With another lockdown in England and the winter well on its way, this is a good time to focus on your health and wellness, both body and mind.

There are many options that you could research, but Ayurveda is certainly one that’s worth some of your time. You may have heard the term but not have much understanding of Ayurvedic practice and how it can help you, or maybe it’s a completely new concept for you.

 

What is Ayurveda?

Ayurveda, very simply, is India’s traditional and natural healing science. It has been in existence for over 5,000 years and, as Dr Taruna Yadav, who has a Bachelor of Ayurvedic Medicine and Surgery from Sydney’s Ayurvedic Wellness Centre, explained it is “the science or knowledge of life and longevity”.

Speaking to Body and Soul, she added that Ayurveda focuses much more on prevention than on cure, so the practice could certainly help if you’re looking for ways to stay healthy in these strange times.

Dr Yadav commented: “The theory behind Ayurveda is that every disease in the human body is due to the imbalances and toxins which are created in the mind and body through improper eating habits and unhealthy lifestyle.”

 

Ayurvedic habits to adopt

The practice is complex and multifaceted, but there are some simple habits that you can introduce to your life to start improving your overall health and wellbeing.

The publication highlighted some of the simplest teachings from Ayurveda that can act as a good starting point.

Waking up early is at the top of the list, with Dr Yadav explaining that in traditional Ayurvedic practice you wake when the sun rises and go to bed when it sets, because this helps you follow the laws of nature. It’s also key to creating a strong routine.
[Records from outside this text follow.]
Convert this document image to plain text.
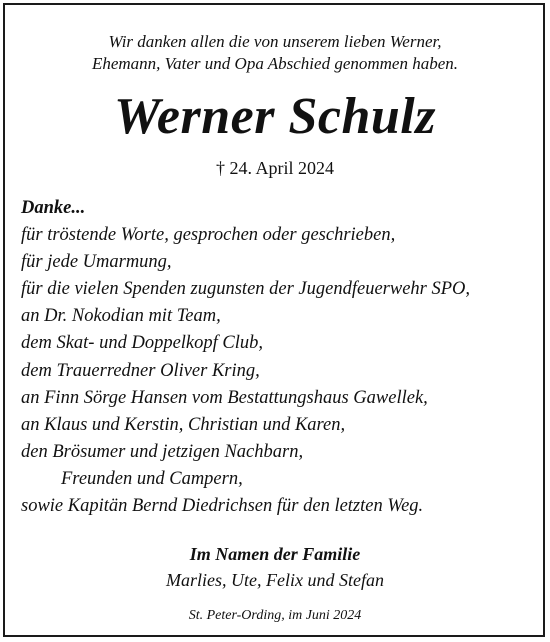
Wir danken allen die von unserem lieben Werner,
Ehemann, Vater und Opa Abschied genommen haben.
Werner Schulz
† 24. April 2024
Danke...
für tröstende Worte, gesprochen oder geschrieben,
für jede Umarmung,
für die vielen Spenden zugunsten der Jugendfeuerwehr SPO,
an Dr. Nokodian mit Team,
dem Skat- und Doppelkopf Club,
dem Trauerredner Oliver Kring,
an Finn Sörge Hansen vom Bestattungshaus Gawellek,
an Klaus und Kerstin, Christian und Karen,
den Brösumer und jetzigen Nachbarn,
Freunden und Campern,
sowie Kapitän Bernd Diedrichsen für den letzten Weg.
Im Namen der Familie
Marlies, Ute, Felix und Stefan
St. Peter-Ording, im Juni 2024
Another top piece of advice from Dr Yadav is to start your day by drinking warm water. This is an essential part of Ayurvedic practice, because it “helps in cleaning the toxins accumulated from the undigested part of the food from the previous night and also helps in improving the appetite,” she said.

 

Ayurvedic eating habits

When it comes to eating, the Ayurvedic tradition believes that we have one of three body types (called doshas). What foods will serve your body best will therefore depend on what your dominant dosha is, although, as Good Housekeeping recently explained, your aim should be to balance all three doshas within your body.

The list of foods recommended for each dosha is extensive, so it’s best to do some research and maybe get some advice from an Ayurvedic practitioner before you dive in. However, the fundamental message that underpins any Ayurvedic diet is to opt for unprocessed whole foods.

You could also look into introducing Ayurvedic powders into your diet, which are typically rich in vitamins, minerals and nutrients. For instance, Haritaki powder is a rich source of vitamins C and E, as well as antioxidants. Arjuna powder, meanwhile, is an antioxidant, anti-inflammatory and antimicrobial agent.